Zodiac automatically unearths complex cloud IaC semantic checks/rules that state-of-the-art IaC tools cannot easily capture, allowing us to reduce runtime error violations that can take very long to debug, into simple compile time checks.

SpotProxy: Rediscovering the Cloud for Censorship Circumvention. In USENIX Security 2024

SpotProxy is a censorship resistance system that uses cost-effective and high-churn cloud instances to maximize the circumvention utility of cloud-hosted proxies.

NetShuffle: Circumventing Censorship with Shuffle Proxies at the Edge. In IEEE Symposium on Security and Privacy (S&P), 2024

NetShuffle is a censorship resistance system that offers shuffle proxies, designed to engage a new class of support base–edge networks–which have received scant attention from existing work.

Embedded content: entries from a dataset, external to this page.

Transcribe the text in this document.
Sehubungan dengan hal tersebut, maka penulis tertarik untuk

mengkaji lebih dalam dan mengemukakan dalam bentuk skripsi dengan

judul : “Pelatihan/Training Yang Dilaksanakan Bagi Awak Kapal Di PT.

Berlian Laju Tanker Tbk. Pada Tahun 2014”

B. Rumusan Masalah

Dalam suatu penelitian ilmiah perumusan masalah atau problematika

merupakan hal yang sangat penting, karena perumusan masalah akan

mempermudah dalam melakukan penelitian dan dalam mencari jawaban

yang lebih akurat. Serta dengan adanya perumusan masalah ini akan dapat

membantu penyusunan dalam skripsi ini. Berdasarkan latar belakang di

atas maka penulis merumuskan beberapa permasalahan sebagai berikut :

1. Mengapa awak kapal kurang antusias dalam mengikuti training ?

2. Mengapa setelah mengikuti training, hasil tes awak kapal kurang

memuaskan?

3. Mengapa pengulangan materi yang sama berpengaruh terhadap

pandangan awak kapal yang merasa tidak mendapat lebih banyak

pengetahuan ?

Simplifying Cloud Management with Cloudless Computing. HotNets '23

Cloudless Computing makes a case for simplifying cloud infrastructure management, by sinking these cloudy infrastructure management tasks down from the user’s perception and providing them as-a-service, analogous to serverless computing that relieves users of the burden of managing server instances.

Stargaze: A LEO Constellation Emulator for Security Experimentation. In CPSIoTSec '22 (Colocated with ACM CCS)

Stargaze is a security-centric experimentation platform for Low-earth orbit (LEO) satellite constellations.